David Hughes, 58, of Boardman, was sentenced Thursday to five years’ probation and an indefinite period of house arrest by Judge R. Scott Krichbaum of Mahoning County Common Pleas Court.
Hughes pleaded guilty July 29 to felonious assault and child endangering after police said he attempted to strangle a 63-year-old woman with a pair of panty hose on April 26 while outside Dollar General on South Raccoon Road.
The child-endangering charge stems from Hughes having his 5-year-old grandson in the car with him when the incident occurred, police said.
A court-ordered evaluation in November determined that Hughes, who suffers from Parkinson’s disease, shows no signs of mental illness. The evaluation stated that Hughes’ behavior during the incident was likely the result of a reaction from being off his Parkinson’s medication.
“This evaluation has strong evidence that he suffered from a medical condition at the time of the offenses,” Judge Krichbaum said.
Hughes told Judge Krichbaum that he only remembers the moments leading up to and immediately after the attack.
“I remember leading up to it,” he said. “And I remember hearing sirens and people yelling around me. I knew something happened, something was wrong.”
Judge Krichbaum said he didn’t take Hughes’ actions lightly, regardless of the reason behind them.

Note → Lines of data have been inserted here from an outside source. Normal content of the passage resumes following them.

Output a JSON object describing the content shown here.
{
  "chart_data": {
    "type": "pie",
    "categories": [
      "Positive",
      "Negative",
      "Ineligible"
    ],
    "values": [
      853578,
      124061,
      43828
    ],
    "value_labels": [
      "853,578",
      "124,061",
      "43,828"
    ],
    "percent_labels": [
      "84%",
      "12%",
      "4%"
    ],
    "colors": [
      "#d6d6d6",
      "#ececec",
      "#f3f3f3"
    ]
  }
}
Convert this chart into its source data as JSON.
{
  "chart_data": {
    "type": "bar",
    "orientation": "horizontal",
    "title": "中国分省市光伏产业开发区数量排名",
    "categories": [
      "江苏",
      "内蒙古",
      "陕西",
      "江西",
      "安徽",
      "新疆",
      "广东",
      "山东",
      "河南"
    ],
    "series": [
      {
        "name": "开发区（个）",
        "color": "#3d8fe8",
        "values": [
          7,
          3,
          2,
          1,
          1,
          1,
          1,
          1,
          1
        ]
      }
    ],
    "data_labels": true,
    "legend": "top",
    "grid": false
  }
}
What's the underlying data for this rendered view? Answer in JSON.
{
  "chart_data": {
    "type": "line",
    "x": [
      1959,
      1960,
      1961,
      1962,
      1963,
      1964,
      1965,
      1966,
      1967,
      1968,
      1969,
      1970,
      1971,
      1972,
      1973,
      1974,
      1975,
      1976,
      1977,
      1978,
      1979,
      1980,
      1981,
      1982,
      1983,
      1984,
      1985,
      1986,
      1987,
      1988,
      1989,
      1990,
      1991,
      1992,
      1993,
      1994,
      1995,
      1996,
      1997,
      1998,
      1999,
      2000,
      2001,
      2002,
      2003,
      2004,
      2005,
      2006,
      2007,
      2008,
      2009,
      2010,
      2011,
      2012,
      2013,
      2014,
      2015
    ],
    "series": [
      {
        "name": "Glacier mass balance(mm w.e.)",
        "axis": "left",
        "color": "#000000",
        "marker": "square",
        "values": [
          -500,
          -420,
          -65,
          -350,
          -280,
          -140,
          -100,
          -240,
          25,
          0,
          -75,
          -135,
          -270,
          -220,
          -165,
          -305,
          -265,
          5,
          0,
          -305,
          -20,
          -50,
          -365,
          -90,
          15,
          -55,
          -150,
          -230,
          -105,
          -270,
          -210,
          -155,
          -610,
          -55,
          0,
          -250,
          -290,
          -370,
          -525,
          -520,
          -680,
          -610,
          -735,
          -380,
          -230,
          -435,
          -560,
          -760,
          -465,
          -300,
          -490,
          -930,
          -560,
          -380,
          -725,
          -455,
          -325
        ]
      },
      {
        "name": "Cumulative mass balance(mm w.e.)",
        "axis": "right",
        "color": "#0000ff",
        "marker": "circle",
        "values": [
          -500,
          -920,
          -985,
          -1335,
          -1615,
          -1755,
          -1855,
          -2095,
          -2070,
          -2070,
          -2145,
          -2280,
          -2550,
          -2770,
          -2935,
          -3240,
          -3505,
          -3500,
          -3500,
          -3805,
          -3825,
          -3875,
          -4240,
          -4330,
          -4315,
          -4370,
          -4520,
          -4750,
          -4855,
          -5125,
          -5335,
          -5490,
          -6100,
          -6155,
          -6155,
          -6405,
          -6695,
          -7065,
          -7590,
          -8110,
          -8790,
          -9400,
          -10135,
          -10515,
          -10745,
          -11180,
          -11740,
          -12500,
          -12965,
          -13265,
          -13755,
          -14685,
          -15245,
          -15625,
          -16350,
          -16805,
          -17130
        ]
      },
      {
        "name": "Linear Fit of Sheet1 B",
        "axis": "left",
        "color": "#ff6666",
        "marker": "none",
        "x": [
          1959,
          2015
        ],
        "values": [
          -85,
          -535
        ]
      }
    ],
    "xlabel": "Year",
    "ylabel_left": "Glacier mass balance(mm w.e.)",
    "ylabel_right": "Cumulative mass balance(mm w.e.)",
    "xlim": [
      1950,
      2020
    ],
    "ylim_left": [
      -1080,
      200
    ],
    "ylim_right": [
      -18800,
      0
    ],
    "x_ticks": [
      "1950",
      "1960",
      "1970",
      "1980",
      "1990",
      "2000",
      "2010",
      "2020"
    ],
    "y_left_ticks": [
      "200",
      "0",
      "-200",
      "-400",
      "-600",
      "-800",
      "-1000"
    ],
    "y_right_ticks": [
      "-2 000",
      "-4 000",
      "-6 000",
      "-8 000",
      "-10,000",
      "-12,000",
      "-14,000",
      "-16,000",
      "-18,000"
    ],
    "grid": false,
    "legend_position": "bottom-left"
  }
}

“I have a great hurdle granting a community-control sanction because of the absolute horror the victim went through,” he said. “But it appears by your medical reputation that this was not the act of a criminal.” In addition to five years’ probation and indefinite house arrest, Hughes must maintain, without interruption, all prescription medication regimens.
Judge Krichbaum said the length of the house arrest with depend on Hughes’ progress staying on his medication and reports from medical providers and probation officers.
The court also asked to obtain a copy of his medical reports from the Cleveland Clinic so that any potential side effects can be avoided or properly managed.
The judge said that if Hughes violates any of the terms of his sentence he’ll be sent to prison for no less than eight years.
“My dissatisfaction here is that there should be an element of punishment imposed, if nothing more than for the sake of the victim,” Judge Krichbaum said. “But as I said before, I don’t believe you knew what you were doing at the time due to your medical condition.”
The victim, Dorothy Frazzini, of Austintown, said she’s unhappy with the judge’s sentence.
“I think he knew exactly what he was doing, and he’s blaming his medication, but he should be in jail like anyone else,” she said.
“It torments me now. ... I look over my shoulder every time I get into my car,” she said. “[Hughes] has five years on probation, but mine is for life.
“He played me and got my guard down, and that’s what he did today to the [justice] system.”